The content-related part of the seminar began with the workshop “The Ancient Orient in my Life”, in which the participants reflected in changing group compositions about what they associate with the various keywords of this complex of topics, which narratives, languages and countries in particular come to their mind and how their respective country of origin is or can be related to it. The workshop was followed by presentations by Dyoniz Kindata from Tanzania on “The Literature of Ancient Mesopotamia – an Overview” and by Layth A. Slewa from Iraq on the languages of Mesopotamia. The workshop and presentations paved the way for the introductory lecture “History, Languages and Cultures of the Ancient Orient”, which was held by Prof Dr Hans Neumann (Ancient Oriental Studies, University of Münster). After a definition of the terms, a historical, cultural and linguistic-historical overview followed – starting from the Sumerian city-states in the ancient Mesopotamia in the early third millennium BC to the Achaemenid Empire in the 4th century BC.
The era of the Ancient Near East was explored in depth and illuminated from various angles during a guided tour of the Archaeological Museum in Münster. During the city tour through Münster, the participants were taken into another era and another region – the visit of the cathedral and the peace hall was certainly a special highlight.
In his lecture “The Ancient Near East in Today’s Middle East: Influences on Language, Culture and Religious Traditions” Prof. Dr. Dr. Manfred Hutter (Comparative Religious Studies, University of Bonn) identified references of the Ancient Near East to the present. Be it the various inventions (such as the seed plow) that have contributed to civilization, or linguistic expressions of Sumerian or Akkadian that have been passed down to the present day, be it certain myths and narratives that have found their way into the collective memory of some cultures and countries and are sometimes activated and misused for political purposes – they all form points of reference for an objective or identity-forming reference.

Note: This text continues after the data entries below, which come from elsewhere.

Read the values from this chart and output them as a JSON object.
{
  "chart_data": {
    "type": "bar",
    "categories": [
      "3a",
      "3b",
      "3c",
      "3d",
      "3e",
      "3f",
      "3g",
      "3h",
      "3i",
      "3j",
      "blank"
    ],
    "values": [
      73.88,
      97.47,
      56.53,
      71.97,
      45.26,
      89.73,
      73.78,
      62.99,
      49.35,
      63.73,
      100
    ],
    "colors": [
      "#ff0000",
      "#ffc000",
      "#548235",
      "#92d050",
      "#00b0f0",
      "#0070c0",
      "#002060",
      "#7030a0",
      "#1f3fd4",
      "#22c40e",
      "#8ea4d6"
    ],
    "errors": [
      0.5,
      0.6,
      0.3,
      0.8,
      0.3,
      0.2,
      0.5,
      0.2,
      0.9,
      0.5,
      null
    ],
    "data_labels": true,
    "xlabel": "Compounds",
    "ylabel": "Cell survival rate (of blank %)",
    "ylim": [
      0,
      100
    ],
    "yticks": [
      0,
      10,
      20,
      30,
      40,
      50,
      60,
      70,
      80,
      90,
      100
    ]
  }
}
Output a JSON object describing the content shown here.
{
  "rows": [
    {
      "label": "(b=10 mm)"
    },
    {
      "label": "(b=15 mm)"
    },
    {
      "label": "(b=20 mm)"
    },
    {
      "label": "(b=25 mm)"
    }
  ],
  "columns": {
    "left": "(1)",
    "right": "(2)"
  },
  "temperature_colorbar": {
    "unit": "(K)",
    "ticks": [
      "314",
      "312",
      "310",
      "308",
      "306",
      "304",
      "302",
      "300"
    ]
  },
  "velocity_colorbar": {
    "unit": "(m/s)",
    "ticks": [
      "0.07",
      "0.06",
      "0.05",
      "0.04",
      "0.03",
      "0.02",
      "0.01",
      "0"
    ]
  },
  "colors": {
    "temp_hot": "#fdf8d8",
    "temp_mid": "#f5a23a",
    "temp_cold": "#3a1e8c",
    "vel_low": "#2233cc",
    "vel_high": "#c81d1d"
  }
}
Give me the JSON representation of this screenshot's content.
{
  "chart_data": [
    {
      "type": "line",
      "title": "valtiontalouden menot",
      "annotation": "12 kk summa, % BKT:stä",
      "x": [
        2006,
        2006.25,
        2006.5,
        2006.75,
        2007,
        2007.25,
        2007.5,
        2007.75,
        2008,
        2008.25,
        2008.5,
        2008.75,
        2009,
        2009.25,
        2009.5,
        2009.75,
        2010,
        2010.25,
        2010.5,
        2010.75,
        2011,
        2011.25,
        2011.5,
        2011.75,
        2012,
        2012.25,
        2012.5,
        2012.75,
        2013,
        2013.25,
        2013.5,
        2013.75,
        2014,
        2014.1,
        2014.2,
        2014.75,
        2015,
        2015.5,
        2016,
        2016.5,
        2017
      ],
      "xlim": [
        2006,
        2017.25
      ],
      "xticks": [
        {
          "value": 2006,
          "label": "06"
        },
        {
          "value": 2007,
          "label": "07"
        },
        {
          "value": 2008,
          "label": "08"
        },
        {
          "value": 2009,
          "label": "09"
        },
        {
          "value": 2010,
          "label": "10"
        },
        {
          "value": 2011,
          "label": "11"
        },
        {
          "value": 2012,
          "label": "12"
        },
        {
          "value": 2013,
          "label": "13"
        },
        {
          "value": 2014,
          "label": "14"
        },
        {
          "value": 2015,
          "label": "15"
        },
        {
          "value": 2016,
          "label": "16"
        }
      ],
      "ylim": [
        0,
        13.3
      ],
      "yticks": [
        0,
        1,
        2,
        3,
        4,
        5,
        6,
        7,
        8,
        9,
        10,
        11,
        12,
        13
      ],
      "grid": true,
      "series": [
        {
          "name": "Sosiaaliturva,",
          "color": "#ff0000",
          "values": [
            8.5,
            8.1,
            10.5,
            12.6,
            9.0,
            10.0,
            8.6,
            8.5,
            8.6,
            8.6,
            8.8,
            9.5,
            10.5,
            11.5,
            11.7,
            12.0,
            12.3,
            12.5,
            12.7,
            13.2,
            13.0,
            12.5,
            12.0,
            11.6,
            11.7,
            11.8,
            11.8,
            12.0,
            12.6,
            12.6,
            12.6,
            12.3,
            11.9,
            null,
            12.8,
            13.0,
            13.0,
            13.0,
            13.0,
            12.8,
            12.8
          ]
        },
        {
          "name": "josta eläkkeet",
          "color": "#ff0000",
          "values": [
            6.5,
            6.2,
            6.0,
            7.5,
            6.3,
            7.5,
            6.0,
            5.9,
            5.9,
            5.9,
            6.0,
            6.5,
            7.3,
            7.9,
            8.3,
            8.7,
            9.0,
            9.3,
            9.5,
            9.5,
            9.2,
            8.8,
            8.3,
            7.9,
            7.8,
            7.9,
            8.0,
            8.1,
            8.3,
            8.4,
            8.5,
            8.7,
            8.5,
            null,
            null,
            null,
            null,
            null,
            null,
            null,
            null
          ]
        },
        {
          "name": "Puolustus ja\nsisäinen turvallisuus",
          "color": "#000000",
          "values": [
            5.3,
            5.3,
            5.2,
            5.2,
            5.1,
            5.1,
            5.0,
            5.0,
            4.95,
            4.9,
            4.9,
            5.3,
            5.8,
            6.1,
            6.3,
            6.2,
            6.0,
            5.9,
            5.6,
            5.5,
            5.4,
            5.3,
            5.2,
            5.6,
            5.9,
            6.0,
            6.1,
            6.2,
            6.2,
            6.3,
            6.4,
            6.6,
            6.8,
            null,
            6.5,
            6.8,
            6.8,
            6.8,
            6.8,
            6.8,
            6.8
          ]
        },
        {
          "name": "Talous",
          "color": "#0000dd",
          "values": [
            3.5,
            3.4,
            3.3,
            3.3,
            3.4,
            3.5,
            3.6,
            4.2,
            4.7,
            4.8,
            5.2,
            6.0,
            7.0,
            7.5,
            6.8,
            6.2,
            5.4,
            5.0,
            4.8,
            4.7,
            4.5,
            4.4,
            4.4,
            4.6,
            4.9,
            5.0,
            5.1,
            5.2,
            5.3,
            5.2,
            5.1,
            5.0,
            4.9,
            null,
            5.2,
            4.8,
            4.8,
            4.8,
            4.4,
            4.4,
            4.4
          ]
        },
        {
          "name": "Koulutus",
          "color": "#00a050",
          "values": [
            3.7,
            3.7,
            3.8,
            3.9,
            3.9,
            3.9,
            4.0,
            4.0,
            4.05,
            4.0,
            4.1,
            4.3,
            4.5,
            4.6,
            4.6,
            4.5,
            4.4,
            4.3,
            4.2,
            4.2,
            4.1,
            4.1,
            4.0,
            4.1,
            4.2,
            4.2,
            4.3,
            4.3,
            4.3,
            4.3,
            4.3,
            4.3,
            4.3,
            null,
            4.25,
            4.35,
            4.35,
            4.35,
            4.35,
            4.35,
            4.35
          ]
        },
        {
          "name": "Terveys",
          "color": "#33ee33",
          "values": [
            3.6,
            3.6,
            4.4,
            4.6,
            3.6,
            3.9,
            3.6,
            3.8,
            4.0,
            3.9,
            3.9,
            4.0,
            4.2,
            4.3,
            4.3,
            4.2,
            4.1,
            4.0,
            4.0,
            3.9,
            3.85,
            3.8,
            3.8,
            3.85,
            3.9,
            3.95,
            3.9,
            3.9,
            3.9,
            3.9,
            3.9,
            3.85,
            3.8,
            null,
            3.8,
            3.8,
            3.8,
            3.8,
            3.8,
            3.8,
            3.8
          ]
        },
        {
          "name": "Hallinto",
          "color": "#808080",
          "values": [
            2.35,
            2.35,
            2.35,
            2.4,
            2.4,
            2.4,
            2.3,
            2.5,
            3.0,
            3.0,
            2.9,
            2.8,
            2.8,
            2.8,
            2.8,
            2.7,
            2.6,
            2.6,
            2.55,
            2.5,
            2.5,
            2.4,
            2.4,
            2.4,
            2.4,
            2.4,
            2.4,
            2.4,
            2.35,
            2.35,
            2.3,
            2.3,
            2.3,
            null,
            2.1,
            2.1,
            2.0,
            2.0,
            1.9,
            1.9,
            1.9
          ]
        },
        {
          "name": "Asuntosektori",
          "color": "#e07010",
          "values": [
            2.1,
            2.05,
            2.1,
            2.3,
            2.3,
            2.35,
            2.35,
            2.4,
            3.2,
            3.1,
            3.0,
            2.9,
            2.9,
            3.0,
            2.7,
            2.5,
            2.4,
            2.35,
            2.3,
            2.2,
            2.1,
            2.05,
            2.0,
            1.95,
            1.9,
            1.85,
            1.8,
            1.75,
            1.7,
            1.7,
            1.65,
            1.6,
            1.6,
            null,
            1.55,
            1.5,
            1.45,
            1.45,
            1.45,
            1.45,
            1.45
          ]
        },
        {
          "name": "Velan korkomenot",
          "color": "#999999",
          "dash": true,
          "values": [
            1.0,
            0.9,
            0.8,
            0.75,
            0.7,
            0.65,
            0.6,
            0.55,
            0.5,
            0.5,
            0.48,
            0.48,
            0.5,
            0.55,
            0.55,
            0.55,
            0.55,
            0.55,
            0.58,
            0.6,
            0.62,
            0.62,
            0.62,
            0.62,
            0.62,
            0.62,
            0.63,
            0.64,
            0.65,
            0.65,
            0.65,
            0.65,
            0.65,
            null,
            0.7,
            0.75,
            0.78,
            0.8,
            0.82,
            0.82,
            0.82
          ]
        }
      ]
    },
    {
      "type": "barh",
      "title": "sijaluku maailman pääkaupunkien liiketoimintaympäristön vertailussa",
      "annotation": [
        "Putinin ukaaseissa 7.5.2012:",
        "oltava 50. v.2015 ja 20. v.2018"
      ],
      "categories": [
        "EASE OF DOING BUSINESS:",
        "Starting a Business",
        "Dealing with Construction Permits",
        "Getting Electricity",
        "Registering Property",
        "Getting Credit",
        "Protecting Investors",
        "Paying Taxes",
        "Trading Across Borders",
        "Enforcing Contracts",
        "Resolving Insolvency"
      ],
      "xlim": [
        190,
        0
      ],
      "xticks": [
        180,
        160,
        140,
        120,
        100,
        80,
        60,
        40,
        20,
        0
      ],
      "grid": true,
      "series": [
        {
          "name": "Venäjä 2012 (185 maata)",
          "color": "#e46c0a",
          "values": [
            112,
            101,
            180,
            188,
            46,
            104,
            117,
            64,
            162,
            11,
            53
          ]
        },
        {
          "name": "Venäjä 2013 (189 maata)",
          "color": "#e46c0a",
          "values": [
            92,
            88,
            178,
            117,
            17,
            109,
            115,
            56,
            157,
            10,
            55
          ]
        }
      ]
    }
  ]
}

The participants were able to draw on the aspect of the construction or even suppression of certain identities in a special way – particularly, when it comes to identities linked to a certain language.
The social highlight of the seminar was the final evening organized by three scholars, which turned the participants into players of an exciting and fun quiz. The seminar was spiritually rounded off by the international service held in the Edith Stein Chapel.